Pocket hole joinery, also known as pocket screw joinery, is great for any woodworker to use in many applications. Cabinetry of any sort for sure is always better if you use pocket holes. Not just kitchen cabinets mind you, but if it is a box with a door – then it is best to go with pocket holes and screws.
This joinery involves a hole being drilled at about a 15 degree angle into the piece of lumber, and then it will be joined to the second work piece with a screw that is self tapping. A little history (very little) is that this technique came from ancient Egypt. They would clamp two pieces of wood together and then bore a hole at a similar angle and insert a dowel into both pieces of wood, glue them, then cut the excess flush at the surface of wood.
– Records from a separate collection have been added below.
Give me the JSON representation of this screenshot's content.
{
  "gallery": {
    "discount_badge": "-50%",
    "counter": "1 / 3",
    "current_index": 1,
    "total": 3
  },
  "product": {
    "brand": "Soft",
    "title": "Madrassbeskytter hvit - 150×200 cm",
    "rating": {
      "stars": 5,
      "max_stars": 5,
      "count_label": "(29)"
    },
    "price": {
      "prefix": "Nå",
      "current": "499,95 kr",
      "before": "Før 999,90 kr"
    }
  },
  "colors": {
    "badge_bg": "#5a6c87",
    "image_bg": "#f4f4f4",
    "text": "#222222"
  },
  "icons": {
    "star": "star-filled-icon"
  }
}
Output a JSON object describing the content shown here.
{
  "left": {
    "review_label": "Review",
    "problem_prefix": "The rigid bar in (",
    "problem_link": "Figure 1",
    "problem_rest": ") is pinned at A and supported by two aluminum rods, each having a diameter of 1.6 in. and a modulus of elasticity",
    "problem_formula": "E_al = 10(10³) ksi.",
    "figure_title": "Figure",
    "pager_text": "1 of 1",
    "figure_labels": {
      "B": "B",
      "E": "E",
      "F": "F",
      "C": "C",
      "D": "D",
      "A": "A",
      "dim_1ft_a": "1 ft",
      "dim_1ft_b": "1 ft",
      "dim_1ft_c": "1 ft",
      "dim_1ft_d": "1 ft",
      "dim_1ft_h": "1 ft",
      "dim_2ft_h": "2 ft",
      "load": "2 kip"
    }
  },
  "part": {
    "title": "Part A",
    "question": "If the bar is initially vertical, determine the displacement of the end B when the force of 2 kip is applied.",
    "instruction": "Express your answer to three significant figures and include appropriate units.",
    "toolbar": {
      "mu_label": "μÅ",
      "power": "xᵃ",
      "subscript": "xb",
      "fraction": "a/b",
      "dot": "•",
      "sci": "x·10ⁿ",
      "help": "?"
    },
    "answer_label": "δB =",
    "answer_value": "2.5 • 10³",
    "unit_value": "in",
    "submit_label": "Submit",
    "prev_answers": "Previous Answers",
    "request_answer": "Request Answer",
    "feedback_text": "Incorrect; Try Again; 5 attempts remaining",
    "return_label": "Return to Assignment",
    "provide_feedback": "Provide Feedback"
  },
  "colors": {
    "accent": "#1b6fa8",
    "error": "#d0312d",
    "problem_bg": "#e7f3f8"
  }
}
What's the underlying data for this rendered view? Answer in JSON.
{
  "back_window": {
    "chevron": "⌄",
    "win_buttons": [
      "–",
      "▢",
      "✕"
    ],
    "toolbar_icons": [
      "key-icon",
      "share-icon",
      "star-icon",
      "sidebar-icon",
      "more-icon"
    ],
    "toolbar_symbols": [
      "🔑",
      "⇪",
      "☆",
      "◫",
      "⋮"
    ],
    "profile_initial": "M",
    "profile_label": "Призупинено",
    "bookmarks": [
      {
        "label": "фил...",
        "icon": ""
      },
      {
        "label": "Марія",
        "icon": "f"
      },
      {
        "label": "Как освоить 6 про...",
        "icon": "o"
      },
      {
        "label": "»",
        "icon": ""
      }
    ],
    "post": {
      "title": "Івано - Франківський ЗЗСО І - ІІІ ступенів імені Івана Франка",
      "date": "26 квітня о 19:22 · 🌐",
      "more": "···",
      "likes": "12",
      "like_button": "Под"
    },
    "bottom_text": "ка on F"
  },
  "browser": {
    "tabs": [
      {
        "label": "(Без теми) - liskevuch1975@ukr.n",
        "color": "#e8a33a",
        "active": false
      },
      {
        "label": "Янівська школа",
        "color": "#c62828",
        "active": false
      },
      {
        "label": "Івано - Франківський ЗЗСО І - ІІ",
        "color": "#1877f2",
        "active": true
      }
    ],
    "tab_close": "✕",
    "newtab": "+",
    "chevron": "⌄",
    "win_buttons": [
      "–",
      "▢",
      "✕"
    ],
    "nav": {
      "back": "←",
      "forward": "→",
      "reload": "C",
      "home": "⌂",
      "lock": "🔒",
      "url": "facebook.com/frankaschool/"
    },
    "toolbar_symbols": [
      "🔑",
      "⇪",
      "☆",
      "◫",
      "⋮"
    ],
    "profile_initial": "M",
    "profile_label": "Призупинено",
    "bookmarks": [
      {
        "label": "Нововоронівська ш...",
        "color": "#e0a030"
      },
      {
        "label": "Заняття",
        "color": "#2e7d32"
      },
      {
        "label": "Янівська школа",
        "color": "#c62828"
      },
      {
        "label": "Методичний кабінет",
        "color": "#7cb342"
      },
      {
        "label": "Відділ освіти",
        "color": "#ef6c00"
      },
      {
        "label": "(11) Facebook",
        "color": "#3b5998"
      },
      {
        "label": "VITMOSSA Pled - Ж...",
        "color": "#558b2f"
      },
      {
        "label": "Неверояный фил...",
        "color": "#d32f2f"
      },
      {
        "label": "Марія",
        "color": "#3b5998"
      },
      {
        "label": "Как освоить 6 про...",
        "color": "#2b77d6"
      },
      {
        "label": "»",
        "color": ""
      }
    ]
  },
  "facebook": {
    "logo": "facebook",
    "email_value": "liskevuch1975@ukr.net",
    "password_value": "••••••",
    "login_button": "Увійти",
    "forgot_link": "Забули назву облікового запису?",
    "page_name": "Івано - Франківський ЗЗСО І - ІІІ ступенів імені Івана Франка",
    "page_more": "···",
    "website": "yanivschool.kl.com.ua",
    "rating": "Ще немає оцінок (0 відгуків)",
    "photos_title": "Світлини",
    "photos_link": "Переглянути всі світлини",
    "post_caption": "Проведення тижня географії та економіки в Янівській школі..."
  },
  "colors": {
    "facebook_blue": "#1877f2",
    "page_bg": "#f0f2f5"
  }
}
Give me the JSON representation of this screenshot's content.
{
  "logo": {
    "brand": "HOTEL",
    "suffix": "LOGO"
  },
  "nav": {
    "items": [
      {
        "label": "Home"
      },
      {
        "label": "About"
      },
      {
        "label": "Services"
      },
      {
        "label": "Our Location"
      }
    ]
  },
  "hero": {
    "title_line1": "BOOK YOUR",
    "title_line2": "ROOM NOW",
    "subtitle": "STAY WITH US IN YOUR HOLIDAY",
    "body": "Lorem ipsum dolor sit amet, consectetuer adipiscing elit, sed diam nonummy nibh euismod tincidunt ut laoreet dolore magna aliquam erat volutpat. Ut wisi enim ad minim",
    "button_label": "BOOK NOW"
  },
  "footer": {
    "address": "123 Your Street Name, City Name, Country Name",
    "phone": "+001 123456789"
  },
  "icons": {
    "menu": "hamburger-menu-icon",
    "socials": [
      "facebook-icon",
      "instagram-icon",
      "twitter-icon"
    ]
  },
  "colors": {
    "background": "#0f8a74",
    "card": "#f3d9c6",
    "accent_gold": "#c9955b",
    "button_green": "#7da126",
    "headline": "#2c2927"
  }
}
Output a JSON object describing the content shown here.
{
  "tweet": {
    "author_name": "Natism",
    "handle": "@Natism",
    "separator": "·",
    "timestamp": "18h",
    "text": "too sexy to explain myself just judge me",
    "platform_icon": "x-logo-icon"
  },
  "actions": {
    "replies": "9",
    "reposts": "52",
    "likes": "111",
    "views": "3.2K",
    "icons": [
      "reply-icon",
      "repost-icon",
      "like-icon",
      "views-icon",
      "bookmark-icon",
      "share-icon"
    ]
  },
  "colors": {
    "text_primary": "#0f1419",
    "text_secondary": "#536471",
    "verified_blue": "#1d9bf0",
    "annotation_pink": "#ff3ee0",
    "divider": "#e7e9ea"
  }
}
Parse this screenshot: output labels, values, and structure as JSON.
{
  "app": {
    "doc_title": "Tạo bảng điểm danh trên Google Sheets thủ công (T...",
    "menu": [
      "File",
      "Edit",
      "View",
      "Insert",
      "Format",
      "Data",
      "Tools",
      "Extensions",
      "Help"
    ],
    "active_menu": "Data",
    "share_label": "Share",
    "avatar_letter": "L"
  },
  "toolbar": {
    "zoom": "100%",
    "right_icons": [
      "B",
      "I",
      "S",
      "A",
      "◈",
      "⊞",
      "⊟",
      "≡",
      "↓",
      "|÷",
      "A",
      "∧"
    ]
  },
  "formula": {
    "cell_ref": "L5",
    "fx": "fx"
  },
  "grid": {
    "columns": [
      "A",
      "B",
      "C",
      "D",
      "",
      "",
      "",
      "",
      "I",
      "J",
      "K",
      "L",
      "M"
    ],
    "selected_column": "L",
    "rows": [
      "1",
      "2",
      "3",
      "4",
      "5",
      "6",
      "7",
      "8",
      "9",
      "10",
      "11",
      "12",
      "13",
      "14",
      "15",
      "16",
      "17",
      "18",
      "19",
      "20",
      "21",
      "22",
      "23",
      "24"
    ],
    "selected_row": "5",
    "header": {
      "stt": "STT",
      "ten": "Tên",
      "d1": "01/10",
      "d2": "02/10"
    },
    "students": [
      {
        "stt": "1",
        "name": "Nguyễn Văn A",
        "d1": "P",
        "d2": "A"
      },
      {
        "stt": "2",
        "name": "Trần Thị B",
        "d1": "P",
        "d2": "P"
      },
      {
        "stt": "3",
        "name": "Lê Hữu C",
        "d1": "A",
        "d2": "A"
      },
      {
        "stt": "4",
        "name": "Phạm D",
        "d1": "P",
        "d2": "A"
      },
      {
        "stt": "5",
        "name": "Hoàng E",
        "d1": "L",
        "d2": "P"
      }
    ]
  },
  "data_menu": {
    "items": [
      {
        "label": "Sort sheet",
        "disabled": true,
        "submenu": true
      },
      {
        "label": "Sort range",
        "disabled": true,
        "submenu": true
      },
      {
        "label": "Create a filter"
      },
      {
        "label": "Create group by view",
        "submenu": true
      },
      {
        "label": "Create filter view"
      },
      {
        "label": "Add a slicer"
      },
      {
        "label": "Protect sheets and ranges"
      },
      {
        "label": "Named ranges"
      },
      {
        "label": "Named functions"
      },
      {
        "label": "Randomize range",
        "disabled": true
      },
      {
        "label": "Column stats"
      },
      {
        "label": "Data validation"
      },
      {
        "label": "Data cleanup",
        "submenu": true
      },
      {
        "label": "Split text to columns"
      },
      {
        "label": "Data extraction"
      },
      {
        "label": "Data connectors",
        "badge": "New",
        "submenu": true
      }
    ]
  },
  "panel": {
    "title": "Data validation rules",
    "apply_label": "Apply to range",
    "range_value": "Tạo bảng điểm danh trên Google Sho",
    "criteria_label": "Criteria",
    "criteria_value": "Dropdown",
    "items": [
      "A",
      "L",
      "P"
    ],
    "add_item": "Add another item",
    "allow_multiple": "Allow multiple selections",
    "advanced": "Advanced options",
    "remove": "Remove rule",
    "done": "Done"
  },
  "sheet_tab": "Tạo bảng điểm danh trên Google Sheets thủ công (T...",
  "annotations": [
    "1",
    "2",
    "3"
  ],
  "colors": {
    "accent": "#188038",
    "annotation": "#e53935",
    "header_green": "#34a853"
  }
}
The only difference is today’s pocket joinery uses screws instead of dowels. (And it is a lot faster and easier to use the pocket hole jigs and screws than dowels.) Some of the benefits of using this method are:
- The screws act as a clamp internally, so glue isn’t necessary (though many recommend it) for most joints. If you do use glue, then you don’t have to have a clamp to hold the joint until the glue dries – the screws will act as the clamp.
- It only requires one or two holes and screws, and once the pieces are lined up and screwed together, you don’t have to worry about them falling out of place like the normal clamp and glue-up process.
- Mortise and tenon joinery require math and a learning curve – pocket joinery doesn’t. It is a very simple process.
- It is easy to repair a joint like this if something wasn’t done correctly, or a mistake was made. Try to repair a mortise and tenon joint or similar joints if you have already cut and fit everything – and especially if it has been glued up.